H-2Kb-restricted tumor epitope peptides, including tyrosinase-related protein 2 residues 181–188 (TRP-2) and connexin 37 residues 52–59 (MUT1), were applied to permeability barrier-disrupted C57BL/6 (B6) mouse skin from which the stratum corneum of the epidermis had been removed by tape-stripping. This procedure primed tumor-specific cytotoxic T lymphocytes (CTLs) in the lymph nodes and spleen, protected mice against subsequent challenge with corresponding tumor cells, and suppressed the growth of established tumors.

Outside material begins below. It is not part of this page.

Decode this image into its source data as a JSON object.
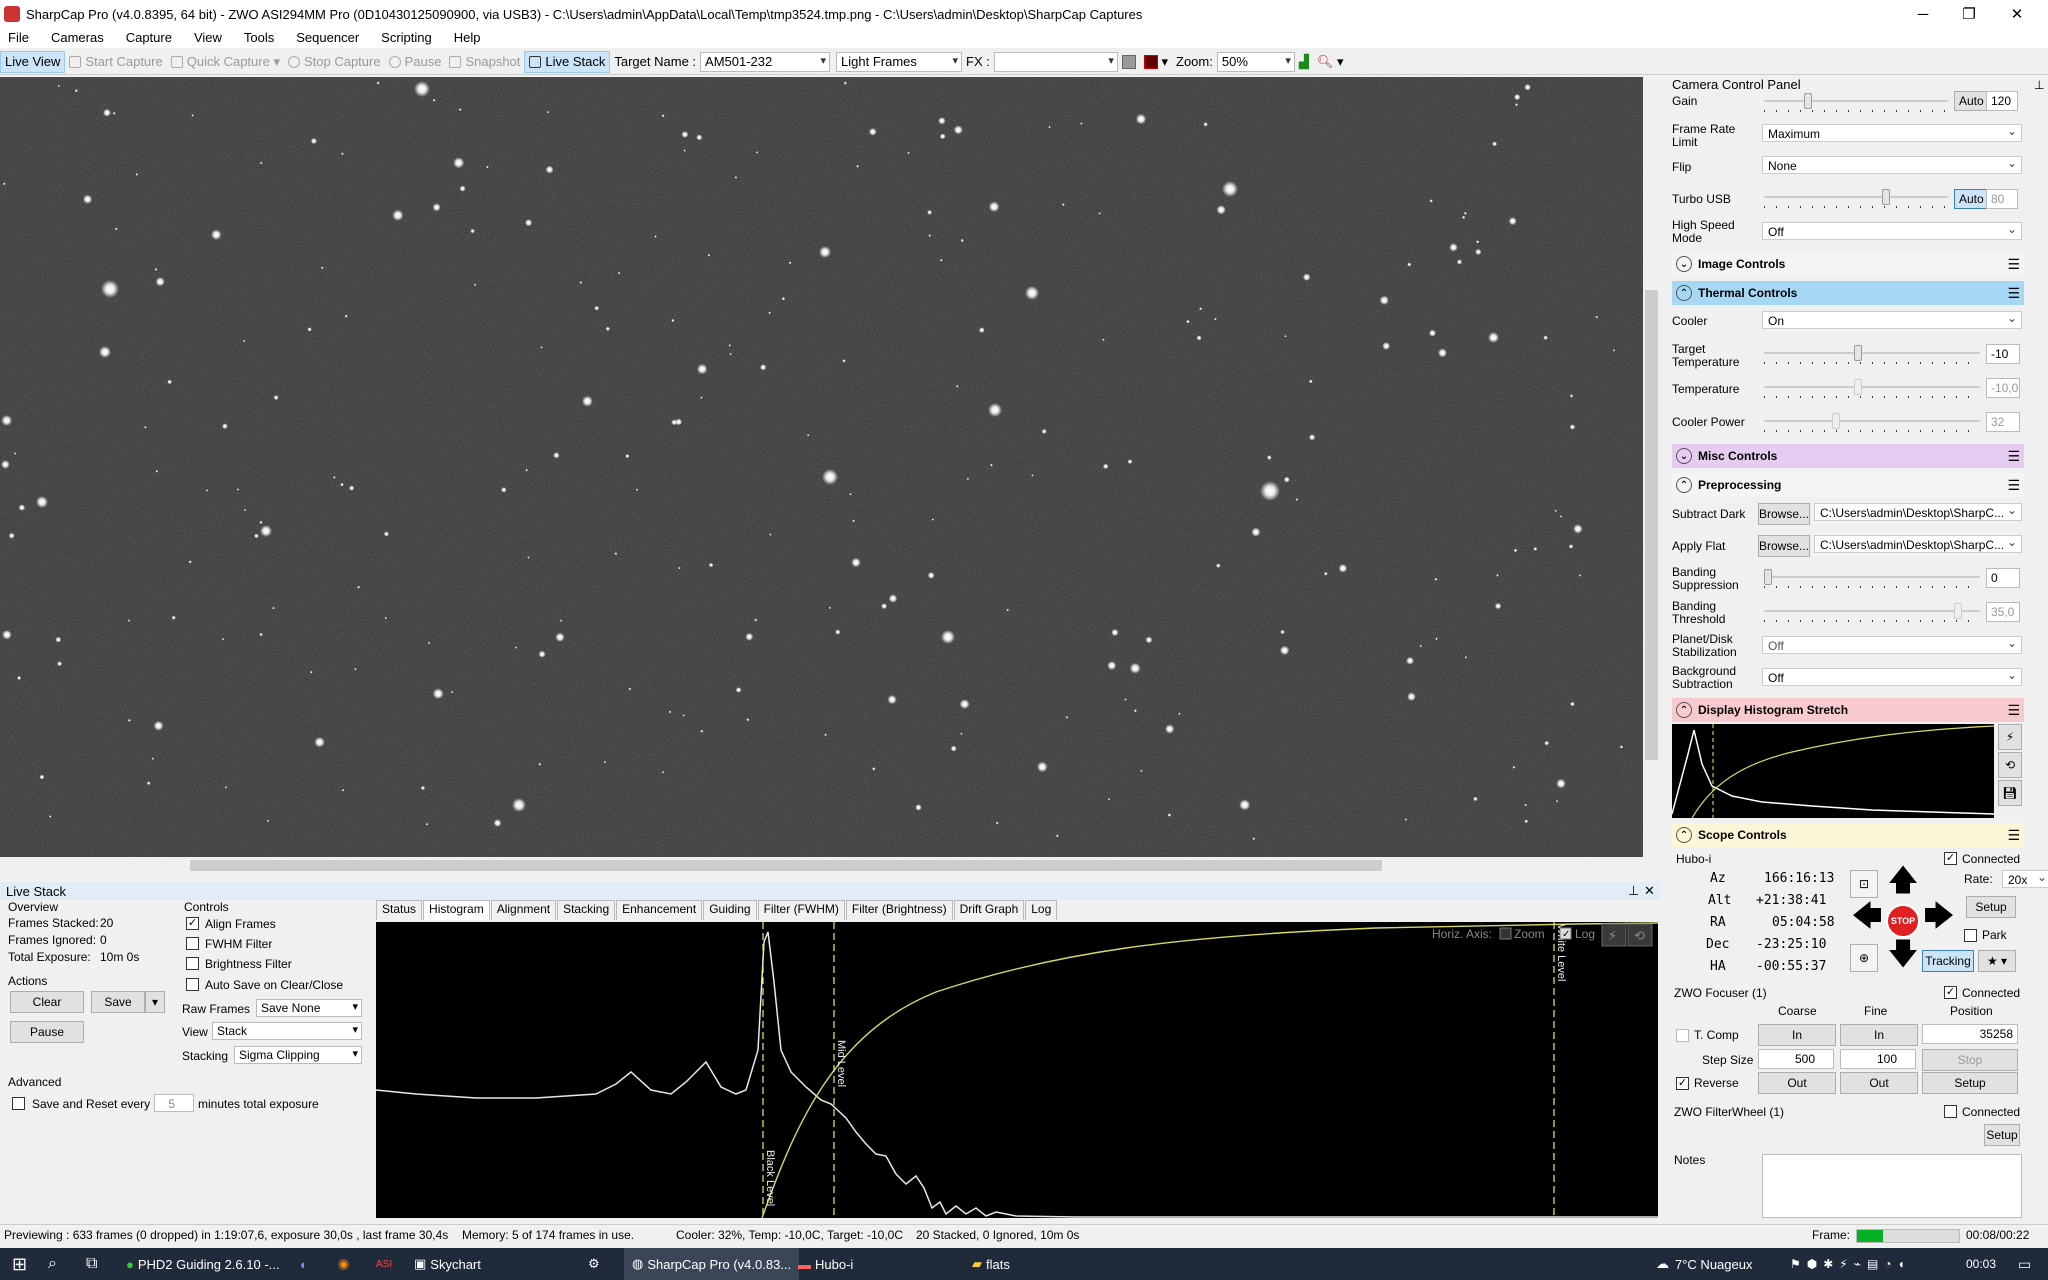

Preventive and therapeutic effectiveness was correlated with the frequency of tumor-specific CTL precursors. MHC class II Iab+ cells separated from tape-stripped skin, compared with those from intact skin, exhibited a strong antigen-presenting capacity for CTL, suggesting that CTL expansion after peptide application is primarily mediated by epidermal Langerhans cells. Thus, percutaneous peptide immunization via barrier-disrupted skin provides a simple and noninvasive means of inducing potent anti-tumor immunity which may be exploited for cancer immunotherapy.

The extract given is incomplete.